Trump cooperated extensively with Rage in an attempt to avoid a repeat of Woodward’s previous book, Fear, which was written without his cooperation. (A recording of a phone call, in which Trump blamed his advisor Kellyanne Conway for not passing on Woodward’s initial interview request, was released by The Washington Post in 2018.) In his spoken epilogue, Woodward says: “It is still somewhat of a puzzle to me why he talked to me, and at such length. I think he honestly believed he could talk me into telling the story of his presidency as he would like it to be seen and remembered in history.”

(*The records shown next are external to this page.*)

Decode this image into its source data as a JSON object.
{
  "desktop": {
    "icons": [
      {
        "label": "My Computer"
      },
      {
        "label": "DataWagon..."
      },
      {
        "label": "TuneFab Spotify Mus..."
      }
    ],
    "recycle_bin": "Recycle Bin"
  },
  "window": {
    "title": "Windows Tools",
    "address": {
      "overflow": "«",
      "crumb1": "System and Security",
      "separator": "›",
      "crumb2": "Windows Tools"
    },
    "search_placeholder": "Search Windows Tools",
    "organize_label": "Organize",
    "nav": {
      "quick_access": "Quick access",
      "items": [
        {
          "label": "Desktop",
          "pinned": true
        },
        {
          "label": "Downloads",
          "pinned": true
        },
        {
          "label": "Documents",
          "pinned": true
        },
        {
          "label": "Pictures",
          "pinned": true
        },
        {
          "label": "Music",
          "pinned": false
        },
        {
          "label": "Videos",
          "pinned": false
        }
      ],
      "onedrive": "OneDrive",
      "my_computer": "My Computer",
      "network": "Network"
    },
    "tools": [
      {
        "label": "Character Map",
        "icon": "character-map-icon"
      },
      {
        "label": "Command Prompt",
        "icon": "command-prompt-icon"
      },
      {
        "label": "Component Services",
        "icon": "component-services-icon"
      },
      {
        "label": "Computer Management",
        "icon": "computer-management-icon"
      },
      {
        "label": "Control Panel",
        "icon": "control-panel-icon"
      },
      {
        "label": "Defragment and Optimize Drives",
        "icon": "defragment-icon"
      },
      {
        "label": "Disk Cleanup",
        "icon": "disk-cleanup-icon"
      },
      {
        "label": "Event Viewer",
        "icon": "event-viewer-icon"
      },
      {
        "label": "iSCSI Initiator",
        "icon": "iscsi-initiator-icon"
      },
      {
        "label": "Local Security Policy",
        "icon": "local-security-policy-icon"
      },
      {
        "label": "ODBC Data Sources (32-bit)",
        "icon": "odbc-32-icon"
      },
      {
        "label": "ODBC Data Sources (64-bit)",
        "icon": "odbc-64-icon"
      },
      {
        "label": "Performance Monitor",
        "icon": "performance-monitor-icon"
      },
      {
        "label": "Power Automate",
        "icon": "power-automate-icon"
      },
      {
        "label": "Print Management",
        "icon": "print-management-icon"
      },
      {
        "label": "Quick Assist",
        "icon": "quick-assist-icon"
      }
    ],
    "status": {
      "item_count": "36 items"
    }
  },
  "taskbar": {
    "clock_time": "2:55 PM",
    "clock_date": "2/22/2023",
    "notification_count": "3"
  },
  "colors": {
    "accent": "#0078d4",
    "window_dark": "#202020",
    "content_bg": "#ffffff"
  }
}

As was the case with Woodward’s Fear, Trump likewise didn’t cooperate with Woodward’s Washington Post colleagues Philip Rucker and Carol Leonnig for their book A Very Stable Genius. (He describes them to Woodward as “two sleazebags”, adding for good measure: “Rucker, he’s a sleazebucket. I know him well. He never writes good.”) Yet he did speak to Rucker and Leonnig for their next book, I Alone Can Fix It, just as he spoke to Woodward for Rage. Interestingly, Woodward repeatedly asks Trump, in vain, for a transcript of his February 2020 phone call with Chinese President Xi, though Rucker and Leonnig were seemingly able to obtain it.
Trump’s astonishing indiscretion is immediately apparent from the recordings. As Woodward says at the beginning of his spoken introduction, Trump is “staggeringly incautious,” and this is evident throughout the eleven hours of audio. The interviews were mostly conducted over the phone, often in the evenings when Trump was in his private quarters at the White House, which presumably contributed to the informal nature of the conversations. (There are echoes of the “unsolicited phone calls without presumption of confidentiality” that Trump made to Michael Wolff during the writing of Fire and Fury, though in Woodward’s case he always reminds Trump that he’s recording the calls.)
In his commentary, Woodward also describes Trump as “at times staggeringly repetitive, as if saying something often and loud enough will make something true.” Maggie Haberman also mentions this tendency—which is a deliberate rhetorical device—in her recent Trump biography, Confidence Man: “He started to explain why he doesn’t like when audiotapes of his interviews are released. Being on camera was “much different,” he said. “Whereas,” he said, in a “written interview, I’ll repeat it twenty times, because I want to drum it into your beautiful brain. Do you understand that?” He repeated himself again.”
Rage was originally intended as a study of Trump’s foreign policy. (Woodward had previously written a similar book on Obama.) But after the coronavirus epidemic began in early 2020, Woodward shifted the focus to Trump’s covid response. Throughout February and March 2020, Trump had publicly insisted that the virus would spontaneously disappear, though on 20th March 2020 he confirmed to Woodward: “This thing is vicious, the most contagious virus anyone’s ever seen.” Even allowing for Trump’s usual exaggerations, that’s a dangerous discrepancy between his public and private statements, and he didn’t publicly admit the severity of the situation until eleven days later.
In Rage, Woodward concluded that President Trump was “the wrong man for the job.” In his epilogue to The Trump Tapes, he acknowledges that that was an understatement: “I realise that I didn’t go far enough. Trump is an unparalleled danger.” The Trump Tapes was released on ten CDs last month, and a book of transcripts, The Trump Tapes: The Historical Record, will be published early next year.